消滅時効が過ぎたりした際での対応方法について

今度は、法律上における消滅時効の期限が過ぎたりした際での、売掛金回収の対応方法に関しての内容になります。こちらは意外と知らない方も少なくないかと思います。

この場合、こちら側がそれを最初からわかっていながら消滅時効の無効を主張したりすると、内容によっては詐害行為などという判断のされ方などを、訴訟の場などにおいて裁判官からされたりして心証が悪くなってしまうような事態もあり得ます。この事をようく理解をしておかなくてはなりません。

また、自分がその時効に関しての事実を、例えば2年後や1年後などといったように、善意無過失で初めて知ったりしたような場合でも、売掛金回収での時効停止が債権の性格によってはありますので、確かめておく必要があります。そして逆に、時効停止が認められず売掛金回収自体が不可能なようなケースの事態なども、場合によっては有り得る事もありますので、注意が必要かもしれません。

あるいは逆に、自分の側が相手方から消滅時効での無効を主張されたりしたような際には、その時点での債務そのものの性格性について確認を行い、消滅時効を主張をして相手方債権者などと争う、あるいは自らの正当性を主張していくという流れになります。

催告を伴う支払い猶予の申し入れ

善意無過失であり、やむを得ぬ理由で売掛金支払い(債務の履行)が債務者の側が出来ないような場合には、法律上の催告を伴いながらでの、支払い猶予などを考慮をしながら、支払い期間や時期の指定を債権者側としては可能です。ただし、その設定のやり方があまりにも、債務者側の権利に不利だったり、あまりにも公序良俗に反するような売掛金回収での内容とかの場合には無効になってしまいますので、期限の設定とかも、相手方債務者の資力面や経済的事情とかを慎重に考えながら、設定をしていくようなやり方が必要です。

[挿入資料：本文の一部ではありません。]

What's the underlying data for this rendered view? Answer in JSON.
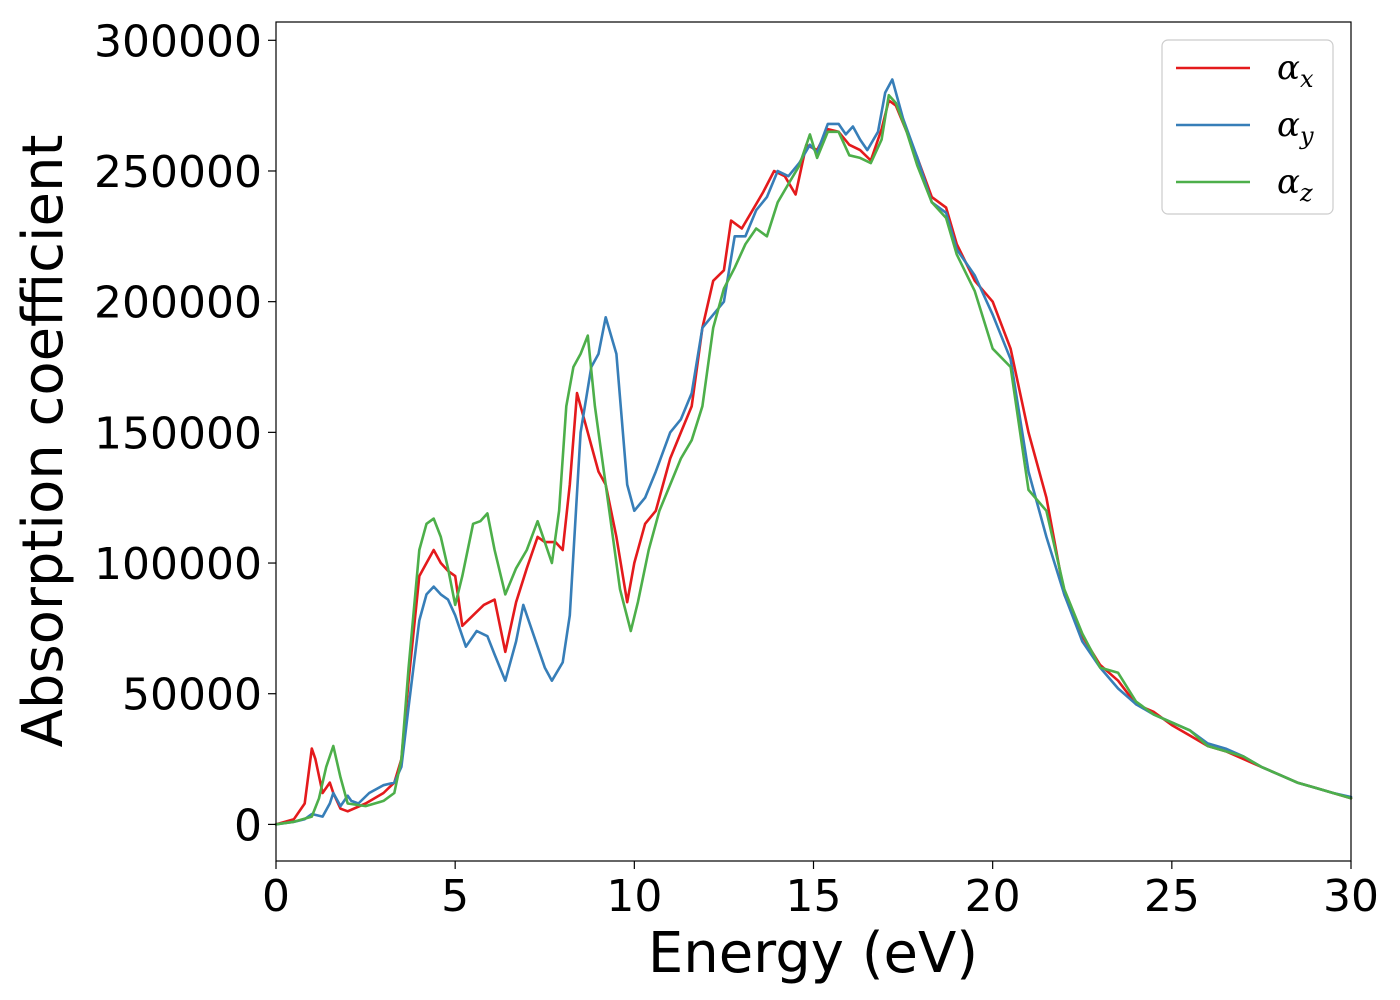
{
  "chart_data": {
    "type": "line",
    "xlabel": "Energy (eV)",
    "ylabel": "Absorption coefficient",
    "xlim": [
      0,
      30
    ],
    "ylim": [
      -14000,
      307000
    ],
    "xticks": [
      0,
      5,
      10,
      15,
      20,
      25,
      30
    ],
    "xtick_labels": [
      "0",
      "5",
      "10",
      "15",
      "20",
      "25",
      "30"
    ],
    "yticks": [
      0,
      50000,
      100000,
      150000,
      200000,
      250000,
      300000
    ],
    "ytick_labels": [
      "0",
      "50000",
      "100000",
      "150000",
      "200000",
      "250000",
      "300000"
    ],
    "grid": false,
    "legend": {
      "position": "top-right"
    },
    "series": [
      {
        "name": "α_x",
        "name_base": "α",
        "name_sub": "x",
        "color": "#e41a1c",
        "x": [
          0,
          0.5,
          0.8,
          1.0,
          1.1,
          1.3,
          1.5,
          1.6,
          1.8,
          2.0,
          2.5,
          3.0,
          3.3,
          3.5,
          3.7,
          4.0,
          4.2,
          4.4,
          4.6,
          4.8,
          5.0,
          5.2,
          5.5,
          5.8,
          6.1,
          6.4,
          6.7,
          7.0,
          7.3,
          7.5,
          7.8,
          8.0,
          8.2,
          8.4,
          8.6,
          8.8,
          9.0,
          9.2,
          9.5,
          9.8,
          10.0,
          10.3,
          10.6,
          11.0,
          11.3,
          11.6,
          11.9,
          12.2,
          12.5,
          12.7,
          13.0,
          13.3,
          13.6,
          13.9,
          14.2,
          14.5,
          14.8,
          15.1,
          15.4,
          15.7,
          16.0,
          16.3,
          16.6,
          16.9,
          17.1,
          17.3,
          17.6,
          17.9,
          18.3,
          18.7,
          19.0,
          19.5,
          20.0,
          20.5,
          21.0,
          21.5,
          22.0,
          22.5,
          23.0,
          23.5,
          24.0,
          24.5,
          25.0,
          25.5,
          26.0,
          26.5,
          27.0,
          27.5,
          28.0,
          28.5,
          29.0,
          29.5,
          30.0
        ],
        "y": [
          0,
          2000,
          8000,
          29000,
          25000,
          12000,
          16000,
          12000,
          6000,
          5000,
          8000,
          12000,
          16000,
          25000,
          55000,
          95000,
          100000,
          105000,
          100000,
          97000,
          95000,
          76000,
          80000,
          84000,
          86000,
          66000,
          85000,
          98000,
          110000,
          108000,
          108000,
          105000,
          130000,
          165000,
          155000,
          145000,
          135000,
          130000,
          110000,
          85000,
          100000,
          115000,
          120000,
          140000,
          150000,
          160000,
          190000,
          208000,
          212000,
          231000,
          228000,
          235000,
          242000,
          250000,
          248000,
          241000,
          260000,
          258000,
          266000,
          265000,
          260000,
          258000,
          254000,
          266000,
          277000,
          275000,
          265000,
          255000,
          240000,
          236000,
          222000,
          208000,
          200000,
          182000,
          150000,
          125000,
          88000,
          72000,
          61000,
          55000,
          46000,
          43000,
          38000,
          34000,
          30000,
          28000,
          25000,
          22000,
          19000,
          16000,
          14000,
          12000,
          10000
        ]
      },
      {
        "name": "α_y",
        "name_base": "α",
        "name_sub": "y",
        "color": "#377eb8",
        "x": [
          0,
          0.5,
          0.8,
          1.0,
          1.3,
          1.5,
          1.6,
          1.8,
          2.0,
          2.1,
          2.3,
          2.6,
          3.0,
          3.3,
          3.5,
          3.7,
          4.0,
          4.2,
          4.4,
          4.6,
          4.8,
          5.0,
          5.3,
          5.6,
          5.9,
          6.1,
          6.4,
          6.7,
          6.9,
          7.2,
          7.5,
          7.7,
          8.0,
          8.2,
          8.5,
          8.8,
          9.0,
          9.2,
          9.5,
          9.8,
          10.0,
          10.3,
          10.6,
          11.0,
          11.3,
          11.6,
          11.9,
          12.2,
          12.5,
          12.8,
          13.1,
          13.4,
          13.7,
          14.0,
          14.3,
          14.6,
          14.9,
          15.1,
          15.4,
          15.7,
          15.9,
          16.1,
          16.3,
          16.5,
          16.8,
          17.0,
          17.2,
          17.5,
          17.9,
          18.3,
          18.7,
          19.0,
          19.5,
          20.0,
          20.5,
          21.0,
          21.5,
          22.0,
          22.5,
          23.0,
          23.5,
          24.0,
          24.5,
          25.0,
          25.5,
          26.0,
          26.5,
          27.0,
          27.5,
          28.0,
          28.5,
          29.0,
          29.5,
          30.0
        ],
        "y": [
          0,
          1000,
          2000,
          4000,
          3000,
          8000,
          12000,
          7000,
          11000,
          9000,
          8000,
          12000,
          15000,
          16000,
          22000,
          45000,
          78000,
          88000,
          91000,
          88000,
          86000,
          80000,
          68000,
          74000,
          72000,
          65000,
          55000,
          70000,
          84000,
          72000,
          60000,
          55000,
          62000,
          80000,
          150000,
          175000,
          180000,
          194000,
          180000,
          130000,
          120000,
          125000,
          135000,
          150000,
          155000,
          165000,
          190000,
          195000,
          200000,
          225000,
          225000,
          235000,
          240000,
          250000,
          248000,
          253000,
          260000,
          257000,
          268000,
          268000,
          264000,
          267000,
          262000,
          258000,
          265000,
          280000,
          285000,
          270000,
          255000,
          238000,
          234000,
          220000,
          210000,
          195000,
          178000,
          135000,
          110000,
          88000,
          70000,
          60000,
          52000,
          46000,
          42000,
          39000,
          36000,
          31000,
          29000,
          26000,
          22000,
          19000,
          16000,
          14000,
          12000,
          10500
        ]
      },
      {
        "name": "α_z",
        "name_base": "α",
        "name_sub": "z",
        "color": "#4daf4a",
        "x": [
          0,
          0.5,
          1.0,
          1.2,
          1.4,
          1.6,
          1.8,
          2.0,
          2.5,
          3.0,
          3.3,
          3.5,
          3.7,
          4.0,
          4.2,
          4.4,
          4.6,
          4.8,
          5.0,
          5.2,
          5.5,
          5.7,
          5.9,
          6.1,
          6.4,
          6.7,
          7.0,
          7.3,
          7.5,
          7.7,
          7.9,
          8.1,
          8.3,
          8.5,
          8.7,
          8.9,
          9.1,
          9.3,
          9.6,
          9.9,
          10.1,
          10.4,
          10.7,
          11.0,
          11.3,
          11.6,
          11.9,
          12.2,
          12.5,
          12.8,
          13.1,
          13.4,
          13.7,
          14.0,
          14.3,
          14.6,
          14.9,
          15.1,
          15.4,
          15.7,
          16.0,
          16.3,
          16.6,
          16.9,
          17.1,
          17.3,
          17.6,
          17.9,
          18.3,
          18.7,
          19.0,
          19.5,
          20.0,
          20.5,
          21.0,
          21.5,
          22.0,
          22.5,
          23.0,
          23.5,
          24.0,
          24.5,
          25.0,
          25.5,
          26.0,
          26.5,
          27.0,
          27.5,
          28.0,
          28.5,
          29.0,
          29.5,
          30.0
        ],
        "y": [
          0,
          1000,
          3000,
          10000,
          22000,
          30000,
          18000,
          8000,
          7000,
          9000,
          12000,
          25000,
          60000,
          105000,
          115000,
          117000,
          110000,
          98000,
          84000,
          95000,
          115000,
          116000,
          119000,
          105000,
          88000,
          98000,
          105000,
          116000,
          108000,
          100000,
          120000,
          160000,
          175000,
          180000,
          187000,
          160000,
          140000,
          120000,
          90000,
          74000,
          85000,
          105000,
          120000,
          130000,
          140000,
          147000,
          160000,
          190000,
          205000,
          213000,
          222000,
          228000,
          225000,
          238000,
          245000,
          252000,
          264000,
          255000,
          265000,
          265000,
          256000,
          255000,
          253000,
          262000,
          279000,
          276000,
          265000,
          252000,
          238000,
          232000,
          218000,
          204000,
          182000,
          175000,
          128000,
          120000,
          90000,
          73000,
          60000,
          58000,
          47000,
          42000,
          39000,
          36000,
          30000,
          28000,
          26000,
          22000,
          19000,
          16000,
          14000,
          12000,
          10000
        ]
      }
    ]
  }
}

実はこの点をよく理解をしていないような債権者の方が多いので、トラブルなども決して少なくはありません。確かに売掛金回収面においての権利の主導権は債権者の側にあります。しかし、だからといって一切債務者の側の事情をも考えないで、売掛金回収を一方的に彼等に不利になるようなやり方や方針でやると、今度はそれで問題になります。

あるいは逆に、自分が買い手側である債務者の場合、相手方である売り手の側が代金を受け取っていながら、その対価である商品やサービスを引き渡さなかった場合などでも同じですので、こちらでのパターンも理解をしておく必要があります。

売掛金回収の定義について

そもそも売掛金(うりかけきん)は、単に一定期間の経過後において、何らかの取引での際に代金を支払う約束を行う掛取引の際に、債務者である相手方から支払われるお金の事を指します。そして、この掛取引の際には、後から代金をもらう約束で商品の方を先に渡して売る「掛売り」と、後から代金を支払う約束での商品を買い取る「掛買い」の2種類があります。

このような掛取引での場合には、売り手の側である債権者の側には、商品を売り渡すと同時に、相手方である債務者に対しての代金支払い請求権が、当然の事ながら発生をします。そして、何らかの事情で、債務者の側が代金支払いが出来ないような場合には、新たな売掛金回収の際の支払い方法に関しての提案やその催促、ついには法的措置の司法機関などへの要請とかが出来るようになります。

債務者側からの代金支払いが無いような売掛金上での損失とかが発生をしたりした場合には、債権者である売り手側としては、その損失分の売掛金回収などをして、本来の収益分の状態を回復をさせていくという形になります。このような意味が、売掛金回収という取引行為にはあるといえます。

しかしながら、その売掛金回収などは、相手方によっては、それ自体が自分だけの力で可能な場合と、何らかの危険性などが予見をされたりするような、困難な場合とが考えられます。このため、裁判所への訴訟提起や民事執行などのような、法的回収措置とかの形が検討されるというパターンがあります。